Research Internship Paper 1

May 15, 2026

VLAAI

The Problem

Robotic manipulation tasks are non-Markovian — the right action depends on history, not just the current frame. Example: cube is hidden under a cup. You can't know where it is from what you see right now. Most VLAs ignore this and predict actions solely from the current observation.
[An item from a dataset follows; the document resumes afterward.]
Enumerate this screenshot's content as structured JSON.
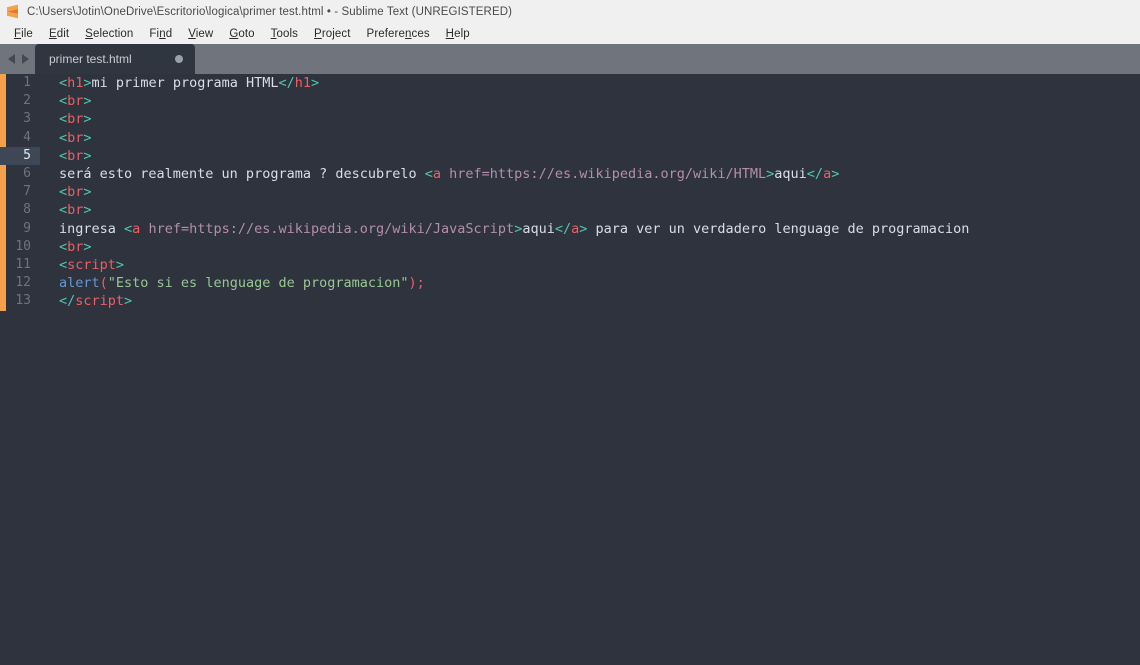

Why not just feed the last N frames directly? The paper tests this ("Multi-frame baseline") — it actually hurts on generic benchmarks:

−3.3% on RoboCasa, −8.8% on LIBERO
3.6× more GPU memory, 35% slower inference
Model learns spurious correlations between consecutive frames ("causal confusion") — memorizes the order of frames, not the meaning

HAMLET IS A WRAPPER OVER THE VLA MODEL NOTHING NEW

HAMLET's Solution: Two Components

Moment Tokens — compress each timestep into a small vector summary
Memory Module — Transformer that selectively reads the history of those summaries

Component 1: Moment Tokens

At each timestep t, append 4 learnable vectors $\mathbf{m}_t$ to the VLM's input sequence. Feed everything through the VLM:

$[\mathbf{h}_t;\, \mathbf{m}'_t] = \mathcal{F}_\theta([\mathbf{o}_t, \mathbf{c};\, \mathbf{m}_t])$

$\mathbf{o}_t$ = current camera images
$\mathbf{c}$ = language instruction ("cover the cube with the nearest cup")
$\mathbf{m}_t$ = learnable moment token vectors (4 vectors, trained)
$\mathbf{m}'_t$ = output — a compressed summary of the scene at timestep $t$

Because the VLM uses causal attention internally, $\mathbf{m}'_t$ has attended to both the images and the instruction. It's a cheap 4-vector description of "what matters at this moment." This is what gets stored across time instead of raw frames.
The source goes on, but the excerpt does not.